In other words, it might be safe to equate conditions of services to professional benefits. To support this assertion, you might want to think about the $150.00 USD added across the board to the individual salary of all officers that earned first university degree in the LNP. Sincerely, this commendable action arguably suggests that the LNP is gradually being viewed as professional organization critical for Liberia post conflict security development.
However, the national government must start to think about professional benefits that will retain lawyers, master degrees holders and probably those with post graduate diploma or certificates equivalent to professional credentials.
Besides bureaucratic incompetence and resistance to change that result for internal brain drain, another potential consequence that will have leadership implication in the LNP stems from the lost to be incurred from officers sponsored to GIMPA in Ghana for professional skills should they start to leave the LNP for jobs with attractive remuneration and incentives.
If they cannot leave or resign, the possibility for moonlighting though appear less troubling but arguably reduce productivity or performance management. In paraphrase, moonlighting depicts a situation in which for some reasons, professionals will choose to be with the organization but engage into another part time job or employment in another organization so as to augment his/her earnings.
Where it affects the productivity can be seen from the less working hours the professionals put in for organization that pay lesser than the second employment. In this kind of situation, the organization mainly the public sector that offers lesser remuneration and incentives fearing brain drain is obliged to accept the moonlighting despite the disadvantage.
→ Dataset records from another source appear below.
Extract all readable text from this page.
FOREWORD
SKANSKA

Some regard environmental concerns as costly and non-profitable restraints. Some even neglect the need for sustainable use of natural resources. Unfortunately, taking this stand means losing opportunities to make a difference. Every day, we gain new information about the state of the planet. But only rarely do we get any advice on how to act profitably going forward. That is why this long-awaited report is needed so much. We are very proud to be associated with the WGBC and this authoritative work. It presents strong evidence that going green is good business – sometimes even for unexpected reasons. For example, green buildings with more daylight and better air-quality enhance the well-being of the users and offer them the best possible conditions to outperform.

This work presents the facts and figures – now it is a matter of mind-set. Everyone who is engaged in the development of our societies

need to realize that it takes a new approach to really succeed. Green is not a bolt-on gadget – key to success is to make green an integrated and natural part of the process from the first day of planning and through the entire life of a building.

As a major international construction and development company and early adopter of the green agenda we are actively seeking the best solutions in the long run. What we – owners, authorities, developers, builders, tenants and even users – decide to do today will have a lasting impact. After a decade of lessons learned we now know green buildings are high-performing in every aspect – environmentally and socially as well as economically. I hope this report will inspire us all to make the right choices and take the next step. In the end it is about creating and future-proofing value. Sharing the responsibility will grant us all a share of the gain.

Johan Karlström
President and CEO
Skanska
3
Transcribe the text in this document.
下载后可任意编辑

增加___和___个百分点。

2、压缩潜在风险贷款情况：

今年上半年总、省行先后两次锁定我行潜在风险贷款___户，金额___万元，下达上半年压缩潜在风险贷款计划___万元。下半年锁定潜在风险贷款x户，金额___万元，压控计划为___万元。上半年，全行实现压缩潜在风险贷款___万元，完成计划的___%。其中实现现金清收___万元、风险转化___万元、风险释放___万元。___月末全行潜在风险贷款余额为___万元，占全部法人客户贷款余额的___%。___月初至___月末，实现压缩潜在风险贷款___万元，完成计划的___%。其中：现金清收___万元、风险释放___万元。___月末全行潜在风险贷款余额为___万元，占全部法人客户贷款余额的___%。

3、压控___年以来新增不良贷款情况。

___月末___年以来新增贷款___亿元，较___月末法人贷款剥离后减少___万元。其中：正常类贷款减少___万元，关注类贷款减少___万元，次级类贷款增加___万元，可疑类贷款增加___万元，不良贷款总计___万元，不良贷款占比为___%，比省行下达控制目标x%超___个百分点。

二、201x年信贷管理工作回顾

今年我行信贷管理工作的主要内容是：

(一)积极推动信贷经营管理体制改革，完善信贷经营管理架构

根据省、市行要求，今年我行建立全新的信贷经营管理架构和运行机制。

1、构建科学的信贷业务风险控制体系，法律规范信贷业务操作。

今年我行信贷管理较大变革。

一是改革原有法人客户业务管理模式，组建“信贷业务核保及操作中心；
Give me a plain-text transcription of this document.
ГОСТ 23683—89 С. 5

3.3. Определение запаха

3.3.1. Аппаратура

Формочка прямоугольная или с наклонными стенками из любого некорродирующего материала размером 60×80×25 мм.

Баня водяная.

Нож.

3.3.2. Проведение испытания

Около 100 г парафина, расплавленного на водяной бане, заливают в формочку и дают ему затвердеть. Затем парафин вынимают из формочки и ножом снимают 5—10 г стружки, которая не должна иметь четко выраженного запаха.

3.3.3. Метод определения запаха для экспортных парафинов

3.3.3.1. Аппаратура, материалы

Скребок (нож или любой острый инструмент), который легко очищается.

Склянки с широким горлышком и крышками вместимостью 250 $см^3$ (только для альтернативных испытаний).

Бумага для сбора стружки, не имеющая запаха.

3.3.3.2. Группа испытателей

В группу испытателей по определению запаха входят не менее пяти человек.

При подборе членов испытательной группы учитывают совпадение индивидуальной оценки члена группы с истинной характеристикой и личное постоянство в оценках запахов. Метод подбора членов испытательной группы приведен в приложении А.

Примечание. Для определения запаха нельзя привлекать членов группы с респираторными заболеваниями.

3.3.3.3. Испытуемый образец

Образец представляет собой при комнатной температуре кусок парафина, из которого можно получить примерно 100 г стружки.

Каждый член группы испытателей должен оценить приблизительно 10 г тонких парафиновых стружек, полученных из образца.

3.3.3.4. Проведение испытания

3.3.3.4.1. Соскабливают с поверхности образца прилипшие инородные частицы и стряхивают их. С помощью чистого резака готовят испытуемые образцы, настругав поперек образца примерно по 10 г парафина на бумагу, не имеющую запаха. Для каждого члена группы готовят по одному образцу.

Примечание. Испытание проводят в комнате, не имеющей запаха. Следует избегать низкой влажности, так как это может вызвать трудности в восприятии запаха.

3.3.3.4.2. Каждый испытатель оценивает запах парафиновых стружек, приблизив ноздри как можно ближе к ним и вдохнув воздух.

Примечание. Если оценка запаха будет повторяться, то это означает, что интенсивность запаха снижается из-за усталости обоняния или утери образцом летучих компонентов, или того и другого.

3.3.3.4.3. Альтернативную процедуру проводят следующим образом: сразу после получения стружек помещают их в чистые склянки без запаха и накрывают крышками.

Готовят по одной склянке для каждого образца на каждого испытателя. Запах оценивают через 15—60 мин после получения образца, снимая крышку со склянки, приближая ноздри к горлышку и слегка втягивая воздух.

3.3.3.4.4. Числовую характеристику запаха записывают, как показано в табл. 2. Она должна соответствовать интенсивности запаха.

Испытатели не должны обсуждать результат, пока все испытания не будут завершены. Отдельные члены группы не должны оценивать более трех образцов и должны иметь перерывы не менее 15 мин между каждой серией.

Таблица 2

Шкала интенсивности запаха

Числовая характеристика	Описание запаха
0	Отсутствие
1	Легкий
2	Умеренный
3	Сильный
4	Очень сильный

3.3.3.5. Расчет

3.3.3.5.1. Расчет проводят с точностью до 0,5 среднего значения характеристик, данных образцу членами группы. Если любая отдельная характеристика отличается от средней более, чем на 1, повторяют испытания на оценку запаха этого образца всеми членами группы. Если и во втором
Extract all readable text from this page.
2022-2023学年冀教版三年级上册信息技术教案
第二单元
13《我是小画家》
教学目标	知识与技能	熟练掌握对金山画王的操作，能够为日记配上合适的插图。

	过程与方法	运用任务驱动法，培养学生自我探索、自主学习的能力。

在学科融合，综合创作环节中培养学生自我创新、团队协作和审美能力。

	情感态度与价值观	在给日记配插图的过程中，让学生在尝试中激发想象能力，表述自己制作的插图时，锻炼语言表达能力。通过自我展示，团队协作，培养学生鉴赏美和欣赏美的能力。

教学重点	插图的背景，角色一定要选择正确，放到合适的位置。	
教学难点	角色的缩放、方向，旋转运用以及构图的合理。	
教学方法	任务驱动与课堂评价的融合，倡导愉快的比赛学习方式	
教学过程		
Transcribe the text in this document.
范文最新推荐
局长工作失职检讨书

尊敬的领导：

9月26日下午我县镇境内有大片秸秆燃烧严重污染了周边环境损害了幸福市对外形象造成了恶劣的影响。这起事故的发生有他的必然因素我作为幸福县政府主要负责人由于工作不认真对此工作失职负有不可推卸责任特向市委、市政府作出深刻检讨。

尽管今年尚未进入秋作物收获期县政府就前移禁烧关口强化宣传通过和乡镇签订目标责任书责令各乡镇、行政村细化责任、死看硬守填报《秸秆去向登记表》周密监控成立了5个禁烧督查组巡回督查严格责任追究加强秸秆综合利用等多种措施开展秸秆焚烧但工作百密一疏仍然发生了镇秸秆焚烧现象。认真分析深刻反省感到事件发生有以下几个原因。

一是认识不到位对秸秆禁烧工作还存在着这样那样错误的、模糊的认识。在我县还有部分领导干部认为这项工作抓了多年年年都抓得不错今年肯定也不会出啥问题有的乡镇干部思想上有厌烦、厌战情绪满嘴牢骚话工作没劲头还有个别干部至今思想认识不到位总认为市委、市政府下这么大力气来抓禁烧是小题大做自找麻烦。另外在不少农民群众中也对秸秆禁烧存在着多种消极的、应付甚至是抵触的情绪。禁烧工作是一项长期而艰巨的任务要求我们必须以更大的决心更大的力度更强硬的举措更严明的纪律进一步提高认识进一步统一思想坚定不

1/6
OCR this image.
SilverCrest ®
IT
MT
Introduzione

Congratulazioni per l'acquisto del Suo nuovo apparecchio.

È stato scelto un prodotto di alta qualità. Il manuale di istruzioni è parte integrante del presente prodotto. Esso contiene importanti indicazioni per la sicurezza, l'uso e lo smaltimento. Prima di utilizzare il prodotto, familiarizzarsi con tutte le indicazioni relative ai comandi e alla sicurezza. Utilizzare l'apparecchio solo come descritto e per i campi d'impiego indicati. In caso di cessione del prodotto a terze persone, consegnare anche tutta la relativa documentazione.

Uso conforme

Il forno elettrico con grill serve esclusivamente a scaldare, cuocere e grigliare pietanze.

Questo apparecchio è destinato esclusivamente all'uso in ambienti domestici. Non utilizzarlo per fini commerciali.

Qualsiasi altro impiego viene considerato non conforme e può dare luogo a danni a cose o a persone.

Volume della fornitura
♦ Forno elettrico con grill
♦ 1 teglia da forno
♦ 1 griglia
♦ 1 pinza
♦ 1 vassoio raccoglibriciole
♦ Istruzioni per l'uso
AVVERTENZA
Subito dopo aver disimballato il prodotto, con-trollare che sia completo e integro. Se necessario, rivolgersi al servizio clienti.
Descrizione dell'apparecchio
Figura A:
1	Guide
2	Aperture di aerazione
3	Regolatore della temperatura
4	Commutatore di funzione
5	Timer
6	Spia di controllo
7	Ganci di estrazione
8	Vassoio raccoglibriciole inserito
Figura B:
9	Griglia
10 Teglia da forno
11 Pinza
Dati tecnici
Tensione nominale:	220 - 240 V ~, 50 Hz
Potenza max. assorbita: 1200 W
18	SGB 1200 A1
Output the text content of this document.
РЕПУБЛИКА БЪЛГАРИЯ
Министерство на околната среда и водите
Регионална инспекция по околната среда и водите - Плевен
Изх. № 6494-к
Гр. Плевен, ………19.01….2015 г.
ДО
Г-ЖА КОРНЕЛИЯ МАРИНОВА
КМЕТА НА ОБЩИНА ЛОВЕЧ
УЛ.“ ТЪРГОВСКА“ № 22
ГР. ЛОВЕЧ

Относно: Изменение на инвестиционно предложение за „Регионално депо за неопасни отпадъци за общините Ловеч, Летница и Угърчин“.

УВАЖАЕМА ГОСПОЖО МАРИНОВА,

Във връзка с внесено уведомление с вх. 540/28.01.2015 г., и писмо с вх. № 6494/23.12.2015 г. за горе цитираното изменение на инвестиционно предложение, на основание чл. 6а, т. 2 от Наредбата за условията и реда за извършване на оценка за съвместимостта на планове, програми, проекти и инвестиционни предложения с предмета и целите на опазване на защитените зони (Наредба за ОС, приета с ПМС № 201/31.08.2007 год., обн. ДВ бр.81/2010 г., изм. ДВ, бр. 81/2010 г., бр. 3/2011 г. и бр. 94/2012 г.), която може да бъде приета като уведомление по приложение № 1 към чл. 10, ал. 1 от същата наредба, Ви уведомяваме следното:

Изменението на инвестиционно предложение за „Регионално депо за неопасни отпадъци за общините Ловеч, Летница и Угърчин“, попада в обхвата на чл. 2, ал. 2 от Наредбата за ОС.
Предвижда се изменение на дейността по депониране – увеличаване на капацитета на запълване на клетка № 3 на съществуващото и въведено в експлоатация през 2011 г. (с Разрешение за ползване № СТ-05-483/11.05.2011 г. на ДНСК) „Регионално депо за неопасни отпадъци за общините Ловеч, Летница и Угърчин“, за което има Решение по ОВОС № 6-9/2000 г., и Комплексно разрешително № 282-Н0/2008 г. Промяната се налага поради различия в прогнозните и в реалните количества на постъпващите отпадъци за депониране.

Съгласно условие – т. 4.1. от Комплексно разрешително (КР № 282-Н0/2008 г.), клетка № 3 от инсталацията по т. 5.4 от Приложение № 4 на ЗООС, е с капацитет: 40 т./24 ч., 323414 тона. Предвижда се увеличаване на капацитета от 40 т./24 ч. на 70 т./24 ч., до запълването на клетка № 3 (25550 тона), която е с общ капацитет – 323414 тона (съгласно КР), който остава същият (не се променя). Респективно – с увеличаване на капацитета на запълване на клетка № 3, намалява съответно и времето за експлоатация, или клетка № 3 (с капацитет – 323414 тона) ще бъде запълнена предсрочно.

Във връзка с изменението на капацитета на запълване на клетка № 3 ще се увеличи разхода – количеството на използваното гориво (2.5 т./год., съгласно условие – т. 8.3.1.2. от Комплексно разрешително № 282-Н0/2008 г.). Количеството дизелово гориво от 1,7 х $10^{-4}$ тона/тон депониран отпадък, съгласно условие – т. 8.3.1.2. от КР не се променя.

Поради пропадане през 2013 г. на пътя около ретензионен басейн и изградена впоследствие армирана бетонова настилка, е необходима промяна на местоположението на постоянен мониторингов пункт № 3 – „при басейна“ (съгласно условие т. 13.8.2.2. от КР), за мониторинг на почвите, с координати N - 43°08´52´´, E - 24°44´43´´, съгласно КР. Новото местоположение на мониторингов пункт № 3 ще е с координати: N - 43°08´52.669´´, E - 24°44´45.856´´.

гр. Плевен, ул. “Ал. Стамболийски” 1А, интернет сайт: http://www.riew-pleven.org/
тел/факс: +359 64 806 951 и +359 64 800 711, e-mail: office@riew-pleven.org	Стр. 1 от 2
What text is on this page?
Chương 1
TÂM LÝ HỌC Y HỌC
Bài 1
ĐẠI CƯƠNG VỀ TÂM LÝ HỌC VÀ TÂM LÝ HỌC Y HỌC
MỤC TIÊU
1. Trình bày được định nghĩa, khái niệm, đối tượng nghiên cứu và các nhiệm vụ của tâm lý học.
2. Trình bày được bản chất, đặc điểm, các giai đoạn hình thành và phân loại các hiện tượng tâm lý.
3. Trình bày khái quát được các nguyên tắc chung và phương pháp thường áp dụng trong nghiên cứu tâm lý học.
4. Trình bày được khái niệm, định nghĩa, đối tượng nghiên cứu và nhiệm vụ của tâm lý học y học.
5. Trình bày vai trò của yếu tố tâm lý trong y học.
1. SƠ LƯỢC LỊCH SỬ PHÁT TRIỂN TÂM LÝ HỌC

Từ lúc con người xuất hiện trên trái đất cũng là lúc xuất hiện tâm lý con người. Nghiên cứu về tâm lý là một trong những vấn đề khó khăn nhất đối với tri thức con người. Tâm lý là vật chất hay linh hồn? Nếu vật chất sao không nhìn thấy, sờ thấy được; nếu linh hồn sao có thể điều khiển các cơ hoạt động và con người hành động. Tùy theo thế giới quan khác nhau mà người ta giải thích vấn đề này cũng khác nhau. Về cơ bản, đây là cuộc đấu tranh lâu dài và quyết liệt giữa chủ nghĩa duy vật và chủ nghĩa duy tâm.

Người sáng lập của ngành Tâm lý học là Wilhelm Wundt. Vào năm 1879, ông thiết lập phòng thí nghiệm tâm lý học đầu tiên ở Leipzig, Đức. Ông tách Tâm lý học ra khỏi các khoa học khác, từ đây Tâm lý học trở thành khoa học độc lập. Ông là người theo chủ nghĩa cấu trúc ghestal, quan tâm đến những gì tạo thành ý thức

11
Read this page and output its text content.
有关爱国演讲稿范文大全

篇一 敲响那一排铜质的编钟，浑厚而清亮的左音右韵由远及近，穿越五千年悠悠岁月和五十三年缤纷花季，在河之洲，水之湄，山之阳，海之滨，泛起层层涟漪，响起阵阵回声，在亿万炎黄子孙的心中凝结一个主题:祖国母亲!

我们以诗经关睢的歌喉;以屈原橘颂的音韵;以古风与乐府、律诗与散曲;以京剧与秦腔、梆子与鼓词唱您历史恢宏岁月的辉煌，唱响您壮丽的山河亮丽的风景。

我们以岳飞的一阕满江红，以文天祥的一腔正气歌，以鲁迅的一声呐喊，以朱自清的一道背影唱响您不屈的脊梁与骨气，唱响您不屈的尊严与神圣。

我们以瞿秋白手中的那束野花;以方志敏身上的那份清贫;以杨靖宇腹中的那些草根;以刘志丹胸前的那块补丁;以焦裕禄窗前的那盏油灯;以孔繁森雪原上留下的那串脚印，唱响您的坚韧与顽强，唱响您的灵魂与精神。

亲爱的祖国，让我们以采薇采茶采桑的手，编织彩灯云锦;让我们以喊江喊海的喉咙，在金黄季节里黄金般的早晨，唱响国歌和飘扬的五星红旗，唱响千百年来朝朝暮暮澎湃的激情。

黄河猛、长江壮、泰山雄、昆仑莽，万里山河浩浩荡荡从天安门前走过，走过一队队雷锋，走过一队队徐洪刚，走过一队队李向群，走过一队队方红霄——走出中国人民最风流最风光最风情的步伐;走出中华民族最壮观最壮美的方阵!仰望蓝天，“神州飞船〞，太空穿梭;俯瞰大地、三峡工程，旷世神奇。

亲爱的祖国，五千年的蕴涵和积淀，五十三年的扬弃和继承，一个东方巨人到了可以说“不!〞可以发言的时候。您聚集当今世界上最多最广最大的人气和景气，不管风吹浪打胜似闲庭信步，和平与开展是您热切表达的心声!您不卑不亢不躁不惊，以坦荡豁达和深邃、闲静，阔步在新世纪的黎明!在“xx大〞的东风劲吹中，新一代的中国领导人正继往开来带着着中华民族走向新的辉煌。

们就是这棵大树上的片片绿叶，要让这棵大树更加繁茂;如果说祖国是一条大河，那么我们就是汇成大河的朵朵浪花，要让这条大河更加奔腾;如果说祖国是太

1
If this can happen to professional organizations, it suggests that the LNP is no exception.
In conclusion, it is worth to mention that in as much as the LNP is not considered as civil servants that may weaken the stance for professional benefits, it can also be argued that in as much as services delivery is common to all organizations in the public sectors that rely on professionals for quality delivery that attracts such benefits, it sounds reasonable to use this as a crutch to argue in favor of similar benefits for professionals in the LNP desired by the people of Liberia.